米国でビデオポッドキャストが盛んに YouTubeに続いてNetflixが本格参入

編集広報部
米国でビデオポッドキャストが盛んに YouTubeに続いてNetflixが本格参入

米国でいまビデオポッドキャストが盛んだ。これまで音声メディアとして発展してきたポッドキャストが、映像を伴うトーク番組として配信プラットフォームやコネクテッドテレビ(CTV)のFASTチャンネルで存在感を高めている。

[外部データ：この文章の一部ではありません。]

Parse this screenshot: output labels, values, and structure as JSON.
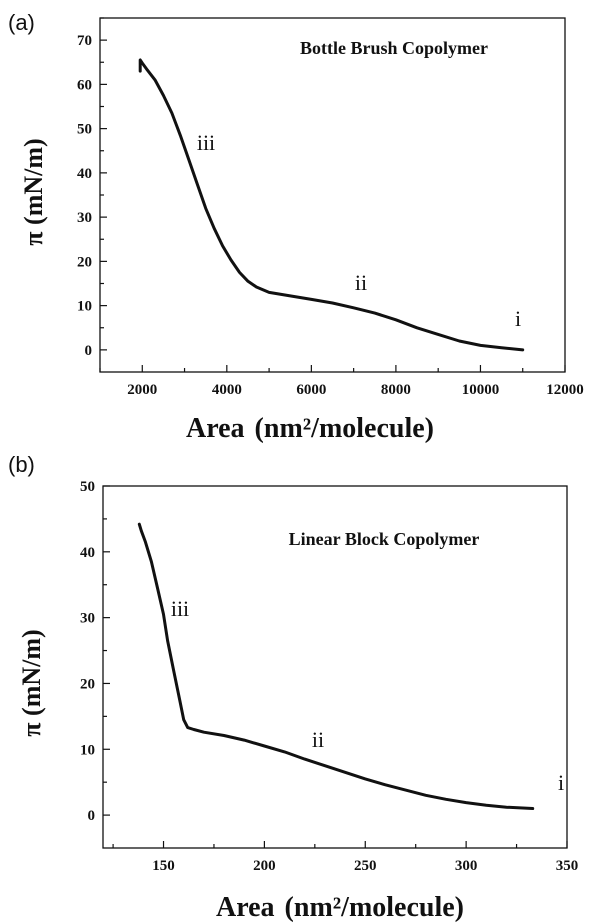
{
  "chart_data": [
    {
      "type": "line",
      "panel_label": "(a)",
      "title": "Bottle Brush Copolymer",
      "xlabel": "Area",
      "xlabel_units": "(nm²/molecule)",
      "ylabel": "π (mN/m)",
      "xlim": [
        1000,
        12000
      ],
      "ylim": [
        -5,
        75
      ],
      "xticks": [
        "2000",
        "4000",
        "6000",
        "8000",
        "10000",
        "12000"
      ],
      "yticks": [
        "0",
        "10",
        "20",
        "30",
        "40",
        "50",
        "60",
        "70"
      ],
      "series": [
        {
          "x": [
            11000,
            10500,
            10000,
            9500,
            9000,
            8500,
            8000,
            7500,
            7000,
            6500,
            6000,
            5500,
            5000,
            4700,
            4500,
            4300,
            4100,
            3900,
            3700,
            3500,
            3300,
            3100,
            2900,
            2700,
            2500,
            2300,
            2100,
            2000,
            1950,
            1950
          ],
          "y": [
            0,
            0.5,
            1,
            2,
            3.5,
            5,
            6.8,
            8.3,
            9.5,
            10.6,
            11.4,
            12.2,
            13,
            14.2,
            15.5,
            17.5,
            20.3,
            23.5,
            27.5,
            32,
            37.5,
            43,
            48.5,
            53.5,
            57.5,
            61,
            63.5,
            64.8,
            65.5,
            63
          ]
        }
      ],
      "annotations": [
        "i",
        "ii",
        "iii"
      ]
    },
    {
      "type": "line",
      "panel_label": "(b)",
      "title": "Linear Block Copolymer",
      "xlabel": "Area",
      "xlabel_units": "(nm²/molecule)",
      "ylabel": "π (mN/m)",
      "xlim": [
        120,
        350
      ],
      "ylim": [
        -5,
        50
      ],
      "xticks": [
        "150",
        "200",
        "250",
        "300",
        "350"
      ],
      "yticks": [
        "0",
        "10",
        "20",
        "30",
        "40",
        "50"
      ],
      "series": [
        {
          "x": [
            333,
            320,
            310,
            300,
            290,
            280,
            270,
            260,
            250,
            240,
            230,
            220,
            210,
            200,
            190,
            180,
            170,
            165,
            162,
            160,
            158,
            155,
            152,
            150,
            147,
            144,
            141,
            139,
            138
          ],
          "y": [
            1,
            1.2,
            1.5,
            1.9,
            2.4,
            3,
            3.8,
            4.6,
            5.5,
            6.5,
            7.5,
            8.5,
            9.6,
            10.5,
            11.4,
            12.1,
            12.6,
            13,
            13.3,
            14.5,
            17.5,
            22,
            26.5,
            30.5,
            34.5,
            38.5,
            41.5,
            43.2,
            44.2
          ]
        }
      ],
      "annotations": [
        "i",
        "ii",
        "iii"
      ]
    }
  ]
}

ビデオポッドキャストは基本的に従来の音声ポッドキャストと同様、ホストによるトークやインタビューがメインのコンテンツだ。しかし、スタジオ映像や複数カメラによる収録を行い、「聴く」だけでなく「観る」ことを前提としたフォーマットとして再定義されつつある。制作コストが比較的低く、固定ファンを抱えやすい点は音声ポッドキャストと共通する。映像を伴うことで発見性や二次利用の幅が広がる点が特徴だ。

現時点でビデオポッドキャスト最大の受け皿となっているのはYouTube。米調査会社Edison Researchによれば、米国の週ごとのポッドキャスト利用者の約3分の1がYouTubeを利用している。検索性や無料視聴、コメント機能を備えたYouTubeは事実上ビデオポッドキャストの標準プラットフォームとなっている。また、ポッドキャストリスナーの72%がビデオ付きのコンテンツを好むという調査結果もある。

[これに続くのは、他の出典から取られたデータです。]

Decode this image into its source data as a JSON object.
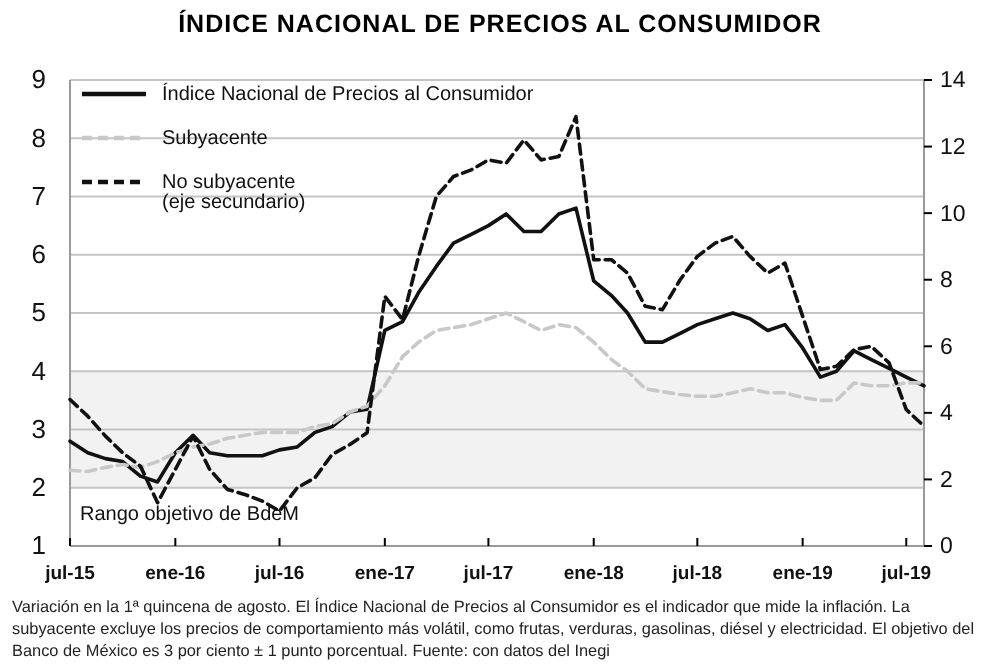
{
  "chart_data": {
    "type": "line",
    "title": "ÍNDICE NACIONAL DE PRECIOS AL CONSUMIDOR",
    "x": [
      "2015-07",
      "2015-08",
      "2015-09",
      "2015-10",
      "2015-11",
      "2015-12",
      "2016-01",
      "2016-02",
      "2016-03",
      "2016-04",
      "2016-05",
      "2016-06",
      "2016-07",
      "2016-08",
      "2016-09",
      "2016-10",
      "2016-11",
      "2016-12",
      "2017-01",
      "2017-02",
      "2017-03",
      "2017-04",
      "2017-05",
      "2017-06",
      "2017-07",
      "2017-08",
      "2017-09",
      "2017-10",
      "2017-11",
      "2017-12",
      "2018-01",
      "2018-02",
      "2018-03",
      "2018-04",
      "2018-05",
      "2018-06",
      "2018-07",
      "2018-08",
      "2018-09",
      "2018-10",
      "2018-11",
      "2018-12",
      "2019-01",
      "2019-02",
      "2019-03",
      "2019-04",
      "2019-05",
      "2019-06",
      "2019-07",
      "2019-08"
    ],
    "series": [
      {
        "name": "Índice Nacional de Precios al Consumidor",
        "color": "#111111",
        "line_style": "solid",
        "values": [
          2.8,
          2.6,
          2.5,
          2.45,
          2.2,
          2.1,
          2.6,
          2.9,
          2.6,
          2.55,
          2.55,
          2.55,
          2.65,
          2.7,
          2.95,
          3.05,
          3.3,
          3.35,
          4.7,
          4.85,
          5.35,
          5.8,
          6.2,
          6.35,
          6.5,
          6.7,
          6.4,
          6.4,
          6.7,
          6.8,
          5.55,
          5.3,
          5.0,
          4.5,
          4.5,
          4.65,
          4.8,
          4.9,
          5.0,
          4.9,
          4.7,
          4.8,
          4.4,
          3.9,
          4.0,
          4.35,
          4.2,
          4.05,
          3.9,
          3.75
        ]
      },
      {
        "name": "Subyacente",
        "color": "#c8c8c8",
        "line_style": "dashed",
        "values": [
          2.3,
          2.28,
          2.35,
          2.4,
          2.35,
          2.45,
          2.6,
          2.7,
          2.75,
          2.85,
          2.9,
          2.95,
          2.95,
          2.95,
          3.05,
          3.1,
          3.3,
          3.4,
          3.75,
          4.25,
          4.5,
          4.7,
          4.75,
          4.8,
          4.9,
          5.0,
          4.85,
          4.7,
          4.8,
          4.75,
          4.5,
          4.2,
          4.0,
          3.7,
          3.65,
          3.6,
          3.57,
          3.57,
          3.63,
          3.7,
          3.63,
          3.63,
          3.55,
          3.5,
          3.5,
          3.8,
          3.75,
          3.75,
          3.8,
          3.8
        ]
      },
      {
        "name": "No subyacente\n(eje secundario)",
        "color": "#111111",
        "line_style": "dashed",
        "axis": "y2",
        "values": [
          4.4,
          3.9,
          3.3,
          2.8,
          2.4,
          1.3,
          2.3,
          3.3,
          2.3,
          1.7,
          1.55,
          1.35,
          1.05,
          1.75,
          2.05,
          2.75,
          3.05,
          3.4,
          7.5,
          6.8,
          8.7,
          10.5,
          11.1,
          11.3,
          11.6,
          11.5,
          12.2,
          11.6,
          11.7,
          12.9,
          8.6,
          8.6,
          8.2,
          7.2,
          7.1,
          8.0,
          8.7,
          9.1,
          9.3,
          8.7,
          8.2,
          8.5,
          6.9,
          5.3,
          5.4,
          5.9,
          6.0,
          5.5,
          4.1,
          3.6
        ]
      }
    ],
    "xlim": [
      "2015-07",
      "2019-08"
    ],
    "xticks": [
      {
        "value": "2015-07",
        "label": "jul-15"
      },
      {
        "value": "2016-01",
        "label": "ene-16"
      },
      {
        "value": "2016-07",
        "label": "jul-16"
      },
      {
        "value": "2017-01",
        "label": "ene-17"
      },
      {
        "value": "2017-07",
        "label": "jul-17"
      },
      {
        "value": "2018-01",
        "label": "ene-18"
      },
      {
        "value": "2018-07",
        "label": "jul-18"
      },
      {
        "value": "2019-01",
        "label": "ene-19"
      },
      {
        "value": "2019-07",
        "label": "jul-19"
      }
    ],
    "ylim": [
      1,
      9
    ],
    "yticks": [
      1,
      2,
      3,
      4,
      5,
      6,
      7,
      8,
      9
    ],
    "y2lim": [
      0,
      14
    ],
    "y2ticks": [
      0,
      2,
      4,
      6,
      8,
      10,
      12,
      14
    ],
    "bands": [
      {
        "axis": "y",
        "from": 2,
        "to": 4,
        "label": "Rango objetivo de BdeM",
        "color": "#f2f2f2"
      }
    ],
    "grid": "y",
    "legend": "top left",
    "annotations": [
      "Variación en la 1ª quincena de agosto. El Índice Nacional de Precios al Consumidor es el indicador que mide la inflación. La subyacente excluye los precios de comportamiento más volátil, como frutas, verduras, gasolinas, diésel y electricidad. El objetivo del Banco de México es 3 por ciento ± 1 punto porcentual.",
      "Fuente: con datos del Inegi"
    ]
  }
}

こうしたなか、動画配信大手Netflixがビデオポッドキャスト分野に本腰を入れ始めた。Netflixは2025年12月、米ラジオ大手のiHeartMediaと提携し、同社が手がける複数の人気ポッドキャストをビデオ版として配信する計画を発表した。『The Breakfast Club』や『My Favorite Murder』など15本以上のコンテンツシリーズを対象に、2026年初頭から米国で配信が始まるが、YouTubeでは配信されなくなる。音声のみの配信権は引き続きiHeartMedia側が保有する。

さらにこの直後、Netflixはスポーツ&カルチャーメディアのBarstool Sportsとの提携も発表した。Barstool Sportsでスポーツ情報や解説を届ける人気ポッドキャスト3番組(『Pardon My Take』『The Ryen Russillo Podcast』『Spittin'Chiclets』)のビデオ版を2026年からNetflixで独占配信する。こちらもこれまでYouTubeで提供されてきたが、YouTubeではフル尺映像が2026年以降提供されなくなる。

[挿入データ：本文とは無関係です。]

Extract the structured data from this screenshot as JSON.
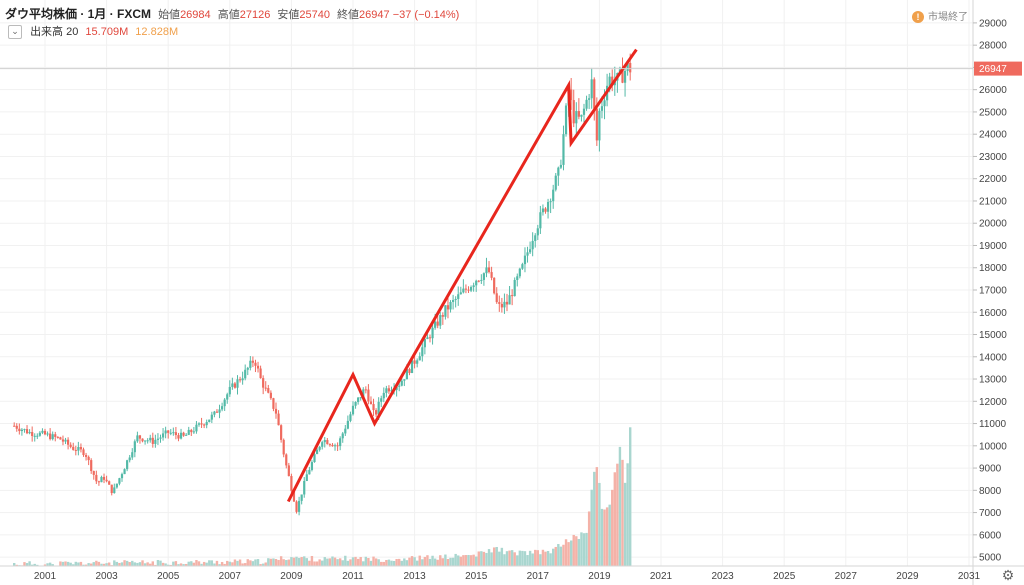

また、これらに先立ちNetflixは同年10月にSpotifyとも提携。Spotify Studiosと傘下のスタジオThe Ringer制作のビデオポッドキャストをNetflix上で展開すると発表した。スポーツ情報に加え、カルチャーやライフスタイル、犯罪ドキュメントなどだ。Netflixにとってビデオポッドキャストはドラマや映画、スポーツ、スタンダップコメディに続く、ノンスクリプト(非脚本系)コンテンツの重要な補完領域となりつつある。また、SpotifyもNetflixとの提携発表の翌日、FASTチャンネルのSamsung TV Plusと初のポッドキャストチャンネルを立ち上げ、The Ringer制作のビデオポッドキャストの配信を開始した。

流通経路が多層化するなかでビデオポッドキャストというフォーマットがどのような成長を見せるかは、なお未知数だ。